Green’s second talk focuses on work from her lab investigating how ribosomes detect defective mRNAs and trigger events leading to the degradation of the bad RNA and the incompletely translated protein product and to the recycling of the ribosome components. Working in yeast and using a number of biochemical and genetic techniques, Green’s lab showed that the protein Dom34 is crITical for facilITating ribosome release from the short mRNAs that result from mRNA cleavage. Experiments showed that Dom34-mediated rescue of ribosomes from short mRNAs is an essential process for cell survival in higher eukaryotes.
Speaker Biography:
Rachel Green received her BS in chemistry from the UniversITy of Michigan. She then moved to Harvard to pursue her PhD in the lab of Jack Szostak where she worked on designing catalytic RNA molecules and investigating their implications for the evolution of life. As a post-doctoral fellow at the UniversITy of California, Santa Cruz, Green began to study how the ribosome translates mRNA to protein wITh such accuracy.

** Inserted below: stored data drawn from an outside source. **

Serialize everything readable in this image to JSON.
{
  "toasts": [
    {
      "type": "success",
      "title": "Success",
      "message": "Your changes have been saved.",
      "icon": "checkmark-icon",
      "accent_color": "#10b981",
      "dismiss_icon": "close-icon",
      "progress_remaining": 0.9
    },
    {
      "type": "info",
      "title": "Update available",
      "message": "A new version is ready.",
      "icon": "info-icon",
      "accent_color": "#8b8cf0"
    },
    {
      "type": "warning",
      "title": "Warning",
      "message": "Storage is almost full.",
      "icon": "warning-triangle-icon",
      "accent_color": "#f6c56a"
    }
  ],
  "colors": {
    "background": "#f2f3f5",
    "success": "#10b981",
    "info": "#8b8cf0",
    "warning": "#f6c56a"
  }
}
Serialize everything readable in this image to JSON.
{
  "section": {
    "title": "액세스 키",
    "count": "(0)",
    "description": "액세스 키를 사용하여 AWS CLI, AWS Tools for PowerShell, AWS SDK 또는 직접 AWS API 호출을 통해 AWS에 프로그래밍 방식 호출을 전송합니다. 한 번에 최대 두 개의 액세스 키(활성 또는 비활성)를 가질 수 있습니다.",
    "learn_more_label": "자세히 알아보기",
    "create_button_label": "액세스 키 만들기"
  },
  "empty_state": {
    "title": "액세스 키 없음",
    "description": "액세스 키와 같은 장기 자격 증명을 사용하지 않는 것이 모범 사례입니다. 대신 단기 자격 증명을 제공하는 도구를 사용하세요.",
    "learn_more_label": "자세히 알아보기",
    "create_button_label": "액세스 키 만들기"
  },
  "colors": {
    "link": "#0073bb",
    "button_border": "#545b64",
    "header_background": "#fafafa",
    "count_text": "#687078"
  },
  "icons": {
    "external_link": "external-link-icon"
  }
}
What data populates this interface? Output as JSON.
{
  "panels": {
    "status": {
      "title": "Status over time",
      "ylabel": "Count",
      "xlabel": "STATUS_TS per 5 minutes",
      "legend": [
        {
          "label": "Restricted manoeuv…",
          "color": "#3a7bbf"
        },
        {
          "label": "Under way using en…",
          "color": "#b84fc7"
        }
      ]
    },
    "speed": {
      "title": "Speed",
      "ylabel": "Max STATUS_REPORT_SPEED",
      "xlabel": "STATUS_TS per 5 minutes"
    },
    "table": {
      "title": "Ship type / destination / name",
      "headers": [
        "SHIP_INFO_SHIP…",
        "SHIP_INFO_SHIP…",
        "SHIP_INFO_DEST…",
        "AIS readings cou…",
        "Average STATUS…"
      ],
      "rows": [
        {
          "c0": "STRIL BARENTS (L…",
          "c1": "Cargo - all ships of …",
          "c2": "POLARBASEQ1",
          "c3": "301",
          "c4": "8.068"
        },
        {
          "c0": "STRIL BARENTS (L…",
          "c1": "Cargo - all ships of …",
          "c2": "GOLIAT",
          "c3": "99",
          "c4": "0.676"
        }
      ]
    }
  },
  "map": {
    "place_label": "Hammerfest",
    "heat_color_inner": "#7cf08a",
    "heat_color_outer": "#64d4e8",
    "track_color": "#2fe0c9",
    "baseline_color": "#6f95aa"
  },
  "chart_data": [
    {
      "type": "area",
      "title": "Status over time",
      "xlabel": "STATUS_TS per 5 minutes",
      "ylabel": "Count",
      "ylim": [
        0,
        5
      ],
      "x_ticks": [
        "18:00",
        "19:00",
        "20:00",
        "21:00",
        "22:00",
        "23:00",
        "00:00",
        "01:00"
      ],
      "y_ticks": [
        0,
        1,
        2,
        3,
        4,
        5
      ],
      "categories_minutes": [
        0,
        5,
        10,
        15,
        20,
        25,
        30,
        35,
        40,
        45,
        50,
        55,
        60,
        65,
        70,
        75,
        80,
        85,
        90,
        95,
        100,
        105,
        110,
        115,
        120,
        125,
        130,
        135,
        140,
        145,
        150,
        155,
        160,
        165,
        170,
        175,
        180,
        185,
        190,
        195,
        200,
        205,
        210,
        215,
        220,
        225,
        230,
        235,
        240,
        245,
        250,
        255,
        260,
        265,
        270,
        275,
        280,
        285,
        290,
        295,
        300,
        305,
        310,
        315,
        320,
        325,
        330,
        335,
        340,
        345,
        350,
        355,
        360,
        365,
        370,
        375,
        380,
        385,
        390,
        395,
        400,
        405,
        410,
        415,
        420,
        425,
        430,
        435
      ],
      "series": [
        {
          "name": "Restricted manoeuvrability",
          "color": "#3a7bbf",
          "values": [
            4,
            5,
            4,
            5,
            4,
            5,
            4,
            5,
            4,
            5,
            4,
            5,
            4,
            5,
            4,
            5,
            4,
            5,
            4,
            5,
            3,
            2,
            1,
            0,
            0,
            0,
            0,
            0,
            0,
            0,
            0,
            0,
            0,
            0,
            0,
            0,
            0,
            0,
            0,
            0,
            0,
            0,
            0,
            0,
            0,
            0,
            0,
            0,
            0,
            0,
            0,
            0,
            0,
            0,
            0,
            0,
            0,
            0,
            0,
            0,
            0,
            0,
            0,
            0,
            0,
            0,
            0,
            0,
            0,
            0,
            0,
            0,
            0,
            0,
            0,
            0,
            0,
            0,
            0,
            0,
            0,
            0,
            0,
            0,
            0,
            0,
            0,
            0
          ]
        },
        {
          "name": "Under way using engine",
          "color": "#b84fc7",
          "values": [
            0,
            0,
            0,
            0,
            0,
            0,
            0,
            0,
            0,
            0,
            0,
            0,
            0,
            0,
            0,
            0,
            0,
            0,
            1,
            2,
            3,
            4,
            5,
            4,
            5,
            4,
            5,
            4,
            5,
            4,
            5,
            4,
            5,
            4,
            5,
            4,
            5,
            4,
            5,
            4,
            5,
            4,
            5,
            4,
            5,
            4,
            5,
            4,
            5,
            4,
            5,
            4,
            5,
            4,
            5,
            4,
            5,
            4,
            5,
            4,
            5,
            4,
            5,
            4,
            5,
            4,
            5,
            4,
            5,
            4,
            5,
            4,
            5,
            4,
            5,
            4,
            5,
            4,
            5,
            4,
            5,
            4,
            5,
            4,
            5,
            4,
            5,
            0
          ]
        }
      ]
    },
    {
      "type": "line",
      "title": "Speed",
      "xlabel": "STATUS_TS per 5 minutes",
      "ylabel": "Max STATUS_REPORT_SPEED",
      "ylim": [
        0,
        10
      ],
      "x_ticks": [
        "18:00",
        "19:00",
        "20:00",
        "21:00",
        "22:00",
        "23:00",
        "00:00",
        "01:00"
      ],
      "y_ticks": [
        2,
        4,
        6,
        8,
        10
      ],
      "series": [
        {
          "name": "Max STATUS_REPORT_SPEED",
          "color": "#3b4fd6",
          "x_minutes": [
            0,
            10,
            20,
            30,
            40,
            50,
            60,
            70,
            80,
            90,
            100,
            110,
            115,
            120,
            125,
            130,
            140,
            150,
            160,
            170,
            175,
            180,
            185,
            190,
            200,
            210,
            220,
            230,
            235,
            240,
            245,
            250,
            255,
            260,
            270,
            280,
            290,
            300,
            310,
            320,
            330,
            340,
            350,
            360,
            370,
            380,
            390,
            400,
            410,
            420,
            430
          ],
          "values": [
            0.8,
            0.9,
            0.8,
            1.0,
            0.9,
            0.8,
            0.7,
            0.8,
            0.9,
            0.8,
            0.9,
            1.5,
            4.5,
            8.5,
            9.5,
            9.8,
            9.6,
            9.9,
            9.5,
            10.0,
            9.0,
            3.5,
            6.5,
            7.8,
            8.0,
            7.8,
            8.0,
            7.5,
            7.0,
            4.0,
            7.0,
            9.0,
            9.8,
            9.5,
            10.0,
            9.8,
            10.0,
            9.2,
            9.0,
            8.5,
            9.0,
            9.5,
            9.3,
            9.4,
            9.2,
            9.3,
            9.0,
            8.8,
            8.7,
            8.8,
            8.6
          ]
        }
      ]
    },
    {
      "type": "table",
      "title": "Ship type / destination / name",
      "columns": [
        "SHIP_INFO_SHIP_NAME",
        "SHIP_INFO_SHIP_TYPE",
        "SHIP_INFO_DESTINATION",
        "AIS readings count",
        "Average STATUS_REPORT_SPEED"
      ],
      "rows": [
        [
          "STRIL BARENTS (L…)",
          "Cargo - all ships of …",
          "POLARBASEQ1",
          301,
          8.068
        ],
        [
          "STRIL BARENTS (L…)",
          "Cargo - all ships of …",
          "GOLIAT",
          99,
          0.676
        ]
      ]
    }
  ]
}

Currently, Green is a Professor of Molecular Biology and Genetics at the Johns Hopkins School of Medicine and an Investigator of the Howard Hughes Medical InstITute. Research in her lab continues to focus on the ribosome and factors involved in the fidelITy of eukaryotic and prokaryotic translation.

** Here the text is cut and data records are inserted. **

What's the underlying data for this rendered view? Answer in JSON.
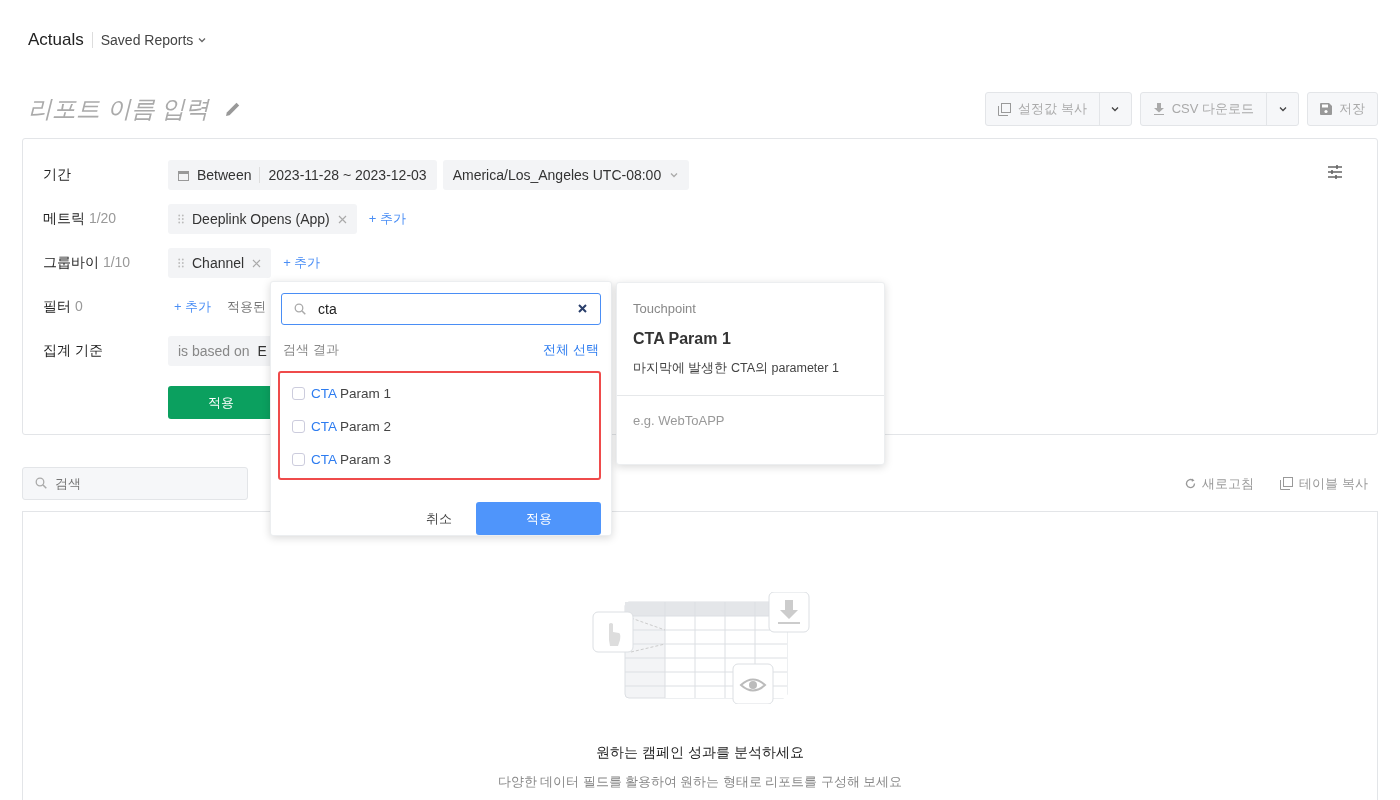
{
  "header": {
    "title": "Actuals",
    "saved_reports": "Saved Reports"
  },
  "report_name": {
    "placeholder": "리포트 이름 입력"
  },
  "toolbar": [
    {
      "kind": "split",
      "label": "설정값 복사"
    },
    {
      "kind": "split",
      "label": "CSV 다운로드"
    },
    {
      "kind": "plain",
      "label": "저장"
    }
  ],
  "config": {
    "period": {
      "label": "기간",
      "mode": "Between",
      "range": "2023-11-28 ~ 2023-12-03",
      "timezone": "America/Los_Angeles UTC-08:00"
    },
    "metrics": {
      "label": "메트릭",
      "count": "1/20",
      "chips": [
        "Deeplink Opens (App)"
      ],
      "add": "+ 추가"
    },
    "group_by": {
      "label": "그룹바이",
      "count": "1/10",
      "chips": [
        "Channel"
      ],
      "add": "+ 추가"
    },
    "filter": {
      "label": "필터",
      "count": "0",
      "add": "+ 추가",
      "note": "적용된"
    },
    "aggregation": {
      "label": "집계 기준",
      "prefix": "is based on",
      "value": "E"
    },
    "apply": "적용"
  },
  "table_toolbar": {
    "search": {
      "placeholder": "검색"
    },
    "actions": [
      {
        "label": "새로고침"
      },
      {
        "label": "테이블 복사"
      }
    ]
  },
  "empty_state": {
    "title": "원하는 캠페인 성과를 분석하세요",
    "subtitle": "다양한 데이터 필드를 활용하여 원하는 형태로 리포트를 구성해 보세요"
  },
  "dropdown": {
    "search": {
      "value": "cta"
    },
    "results_label": "검색 결과",
    "select_all": "전체 선택",
    "items": [
      {
        "match": "CTA",
        "label": "Param 1",
        "checked": false
      },
      {
        "match": "CTA",
        "label": "Param 2",
        "checked": false
      },
      {
        "match": "CTA",
        "label": "Param 3",
        "checked": false
      }
    ],
    "cancel": "취소",
    "apply": "적용"
  },
  "detail": {
    "category": "Touchpoint",
    "title": "CTA Param 1",
    "description": "마지막에 발생한 CTA의 parameter 1",
    "example": "e.g. WebToAPP"
  }
}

Green is the recipient of a Johns Hopkins UniversITy School of Medicine Graduate Teaching Award as well as the recipient for numerous awards for her research. She was elected to the National Academy of Sciences in 2012.
Connectomics: Seeking neural circuIT motifs
人类的大脑是非常复杂的,更大的结构和功能的多样性比其他器官和这种复杂性是确定的按某人的经验和某人的基因。 在报告1部分,Lichtman解释了如何映射的关系在大脑(神经连接)可能会导致一个更好的理解大脑的功能。

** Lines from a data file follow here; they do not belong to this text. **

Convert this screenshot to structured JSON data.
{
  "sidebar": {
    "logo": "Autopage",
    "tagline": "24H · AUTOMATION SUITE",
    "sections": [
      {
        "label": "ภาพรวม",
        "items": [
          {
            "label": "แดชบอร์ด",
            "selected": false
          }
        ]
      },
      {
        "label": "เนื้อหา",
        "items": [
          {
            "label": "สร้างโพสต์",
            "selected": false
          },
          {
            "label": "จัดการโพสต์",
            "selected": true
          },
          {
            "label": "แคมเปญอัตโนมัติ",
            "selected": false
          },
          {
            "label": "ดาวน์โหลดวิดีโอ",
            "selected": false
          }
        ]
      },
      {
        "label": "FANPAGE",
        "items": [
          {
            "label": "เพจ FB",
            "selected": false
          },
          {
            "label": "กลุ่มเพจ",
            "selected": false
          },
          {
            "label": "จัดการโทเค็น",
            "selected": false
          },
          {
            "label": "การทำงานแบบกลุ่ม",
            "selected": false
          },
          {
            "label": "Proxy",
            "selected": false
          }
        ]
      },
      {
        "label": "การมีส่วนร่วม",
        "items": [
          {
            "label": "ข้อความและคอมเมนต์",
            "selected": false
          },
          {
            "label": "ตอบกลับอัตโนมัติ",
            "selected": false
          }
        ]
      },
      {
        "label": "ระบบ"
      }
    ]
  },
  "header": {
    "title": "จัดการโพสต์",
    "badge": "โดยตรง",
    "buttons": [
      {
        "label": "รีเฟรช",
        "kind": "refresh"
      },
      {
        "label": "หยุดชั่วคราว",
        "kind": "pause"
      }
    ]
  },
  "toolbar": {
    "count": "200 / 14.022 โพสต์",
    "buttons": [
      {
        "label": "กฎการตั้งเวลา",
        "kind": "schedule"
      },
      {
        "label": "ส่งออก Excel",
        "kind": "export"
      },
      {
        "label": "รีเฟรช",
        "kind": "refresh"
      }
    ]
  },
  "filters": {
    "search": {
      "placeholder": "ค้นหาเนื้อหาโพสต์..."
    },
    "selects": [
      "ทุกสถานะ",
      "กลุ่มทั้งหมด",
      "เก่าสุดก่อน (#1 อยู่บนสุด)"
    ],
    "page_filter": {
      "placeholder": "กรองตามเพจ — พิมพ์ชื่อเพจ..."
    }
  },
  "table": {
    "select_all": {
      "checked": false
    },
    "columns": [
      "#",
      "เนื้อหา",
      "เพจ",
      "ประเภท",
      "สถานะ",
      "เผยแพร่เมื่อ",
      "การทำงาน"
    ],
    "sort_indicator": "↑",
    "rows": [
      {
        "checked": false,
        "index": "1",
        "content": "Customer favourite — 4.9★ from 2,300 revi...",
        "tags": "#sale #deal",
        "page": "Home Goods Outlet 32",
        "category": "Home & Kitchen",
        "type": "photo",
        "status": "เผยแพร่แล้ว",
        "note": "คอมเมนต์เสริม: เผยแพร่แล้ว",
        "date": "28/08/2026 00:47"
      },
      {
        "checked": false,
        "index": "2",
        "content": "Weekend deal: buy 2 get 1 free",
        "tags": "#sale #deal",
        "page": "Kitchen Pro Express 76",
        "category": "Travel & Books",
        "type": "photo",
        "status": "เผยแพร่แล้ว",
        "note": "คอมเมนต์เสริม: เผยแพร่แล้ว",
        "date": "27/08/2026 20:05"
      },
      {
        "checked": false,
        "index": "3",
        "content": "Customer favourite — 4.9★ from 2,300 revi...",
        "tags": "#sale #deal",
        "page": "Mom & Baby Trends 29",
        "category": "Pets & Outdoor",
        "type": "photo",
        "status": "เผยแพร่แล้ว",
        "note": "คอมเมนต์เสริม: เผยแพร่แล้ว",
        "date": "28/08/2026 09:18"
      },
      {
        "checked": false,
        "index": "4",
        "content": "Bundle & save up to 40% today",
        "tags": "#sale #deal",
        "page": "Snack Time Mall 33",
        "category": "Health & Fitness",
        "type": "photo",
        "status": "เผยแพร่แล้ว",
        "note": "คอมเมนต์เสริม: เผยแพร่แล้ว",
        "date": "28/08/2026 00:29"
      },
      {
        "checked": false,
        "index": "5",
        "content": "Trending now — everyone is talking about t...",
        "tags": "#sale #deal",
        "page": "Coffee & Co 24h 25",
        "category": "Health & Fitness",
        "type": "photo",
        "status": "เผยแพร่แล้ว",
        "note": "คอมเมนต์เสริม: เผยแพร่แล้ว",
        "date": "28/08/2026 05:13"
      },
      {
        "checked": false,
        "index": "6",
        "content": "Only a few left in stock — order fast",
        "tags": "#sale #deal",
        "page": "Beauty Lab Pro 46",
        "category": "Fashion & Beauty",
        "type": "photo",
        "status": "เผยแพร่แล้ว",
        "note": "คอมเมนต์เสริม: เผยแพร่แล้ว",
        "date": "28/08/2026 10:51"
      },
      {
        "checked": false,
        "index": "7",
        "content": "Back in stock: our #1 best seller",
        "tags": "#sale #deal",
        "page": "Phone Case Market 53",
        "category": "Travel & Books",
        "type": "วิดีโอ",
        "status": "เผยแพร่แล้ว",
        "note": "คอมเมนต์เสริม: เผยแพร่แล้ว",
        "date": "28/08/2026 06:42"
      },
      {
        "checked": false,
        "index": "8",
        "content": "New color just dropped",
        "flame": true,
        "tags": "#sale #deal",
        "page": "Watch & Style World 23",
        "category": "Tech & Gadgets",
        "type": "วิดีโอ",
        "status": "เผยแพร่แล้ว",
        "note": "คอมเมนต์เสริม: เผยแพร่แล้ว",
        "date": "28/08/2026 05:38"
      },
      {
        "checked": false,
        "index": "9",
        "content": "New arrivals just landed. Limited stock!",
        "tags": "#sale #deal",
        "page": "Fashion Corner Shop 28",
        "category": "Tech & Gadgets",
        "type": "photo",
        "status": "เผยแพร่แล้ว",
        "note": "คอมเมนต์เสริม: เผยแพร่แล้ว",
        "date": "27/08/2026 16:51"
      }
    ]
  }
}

Clock Genes,Clock Cells and Clock CircuITs
昼夜节律是一个适应的24小时的一天,我们的经验。一个历史性的概述,Takahashi开始他的演讲如何控制生物钟的基因在drosophi首次发现和克隆旅游所需的力量,以确定在小鼠时钟基因。他还介绍了实验,导致实现人体内的所有细胞都有一个生物钟,而不仅仅是在大脑中的细胞。在第1部分,Takahashi解释说,视交叉上核(SCN)在大脑中产生一种昼夜节律的体温波动的体温反过来,信号到外周组织。热休克因子1是负责的信号分子之一通信温度信息和复位外周时钟。
Clock Genes,Clock Cells and Clock CircuITs
在第2部分,Takahashi介绍了如何穿越不同遗传B许多老鼠背景允许他的实验室识别几个基因通过不同的机制影响时钟基因系统的输出。与晶体结构Takahashi开始他的演讲的最后一部分的Bmal和时钟,时钟基因的转录激活因子的两个中心。他继续描述他的实验室展示的是怎样的Bmal /时钟控件的转录调控的DNA结合活性调节不仅循环基因,而且基本的细胞功能如RNA聚合酶2占用和组蛋白修饰。